Depending on which part of the world you’re from, you probably are already familiar with some herbs.
Here, in Mumbai, the culinary scene has changed a lots over the past couple of years. Our supermarkets are stuffed with lot of stuff we don’t know about. On my last trip I noticed so many new herbs, but I didn’t really know much about them. So this is an effort to get familiar with herbs, to identify and learn more about their usage.
For ease of understanding, I have grouped them into 3 categories – Indian, Oriental and Continental.
I. Indian Herbs
1. Coriander: Indian cuisine is incomplete without this herb. From adding flavour to garnishing this herb is found commonly in Indian markets.
2. Curry leaves: Used very often to add a tadka (tempering), these leaves are also ground and used for making a lot of dried masalas.
3. Bay leaves: Mostly used in the dried form for most Indian meat dishes.
4. Mint: You will spot these in salads. But did you know they are also used in main course like Biryani.
5. Dill: Used in salads also with a side dish of lentils.
II. Oriental Flavours
6. Lemon Grass and 7. Kaffir Lime: These impart classical asian flavours.
III. Continental Flavours
8. Rosemary: Has a strong flavour. Just toss a little bit of these with your French fries.
9. Thyme: Did you know thyme forms the main ingredient in Za’atar? A lot of chicken casseroles are incomplete without thyme.
10. Sage: With mild peppery flavour, it is mostly used in Middle Eastern cuisine.

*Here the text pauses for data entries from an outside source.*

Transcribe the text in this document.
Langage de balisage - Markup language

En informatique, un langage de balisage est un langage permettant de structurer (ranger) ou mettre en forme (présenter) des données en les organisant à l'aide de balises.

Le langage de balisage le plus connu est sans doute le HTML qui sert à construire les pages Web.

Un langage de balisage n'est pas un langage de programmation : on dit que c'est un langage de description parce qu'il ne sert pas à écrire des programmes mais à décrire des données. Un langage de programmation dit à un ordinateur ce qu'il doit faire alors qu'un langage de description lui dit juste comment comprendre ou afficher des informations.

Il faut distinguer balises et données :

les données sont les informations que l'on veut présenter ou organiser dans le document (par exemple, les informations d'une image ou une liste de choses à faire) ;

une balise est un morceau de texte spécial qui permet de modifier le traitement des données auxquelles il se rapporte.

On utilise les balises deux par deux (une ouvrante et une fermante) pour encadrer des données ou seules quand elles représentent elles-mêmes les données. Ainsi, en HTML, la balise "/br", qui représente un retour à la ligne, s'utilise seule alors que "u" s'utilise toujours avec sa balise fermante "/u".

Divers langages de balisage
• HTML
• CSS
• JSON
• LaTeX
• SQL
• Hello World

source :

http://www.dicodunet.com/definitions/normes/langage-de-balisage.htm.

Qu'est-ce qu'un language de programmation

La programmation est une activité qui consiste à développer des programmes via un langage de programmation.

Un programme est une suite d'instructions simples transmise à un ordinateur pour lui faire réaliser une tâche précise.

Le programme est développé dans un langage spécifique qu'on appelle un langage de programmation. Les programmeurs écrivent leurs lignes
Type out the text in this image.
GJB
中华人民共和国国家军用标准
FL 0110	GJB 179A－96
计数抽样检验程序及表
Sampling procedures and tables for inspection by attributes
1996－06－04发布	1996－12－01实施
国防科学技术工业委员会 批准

11. Tarragon: Found commonly in French cuisine. Goes well with chicken, fish and egg dishes.
12. Basil: Used in Italian cuisine. Yes, Pizzas and Pastas. There are different types of basil, so do not confuse this with the local ‘tulsi’
13. Chives: Partners well with cheese. It goes with pork in stir fries as well.
14. Parsley: 2 prominent types are the flat leaves and the one with curled up leaves. Often confused with cilantro/coriander but the flavours are quite different.
15. Lemon Balm: Belongs to the mint family but has a lemony flavour.
16. Oregano: This again is used in Italian dishes mostly in its dried form. See those little sachets that come along with your next pizza ordered.
You will find a lot of recipes using these herbs online and offline. You can find recipes for a specific herb using the search option here – http://www.bbcgoodfood.com/
What’s next? Herbs have traditionally been used in sweet or savoury dishes. Recently, innovative foodies are finding interesting ways of using herbs.
1. Herbs steeped in alcohol..like rosemary steeped vodka.
2. Herbed butter/oils. Flavours of herbs infused in regular butter/oil. e.g: Basil oil.
3. Herb flavoured cupcakes – the cake or frosting is infused with flavours of different herbs. e.g: Kaffir lime flavoured frosting for cupcakes.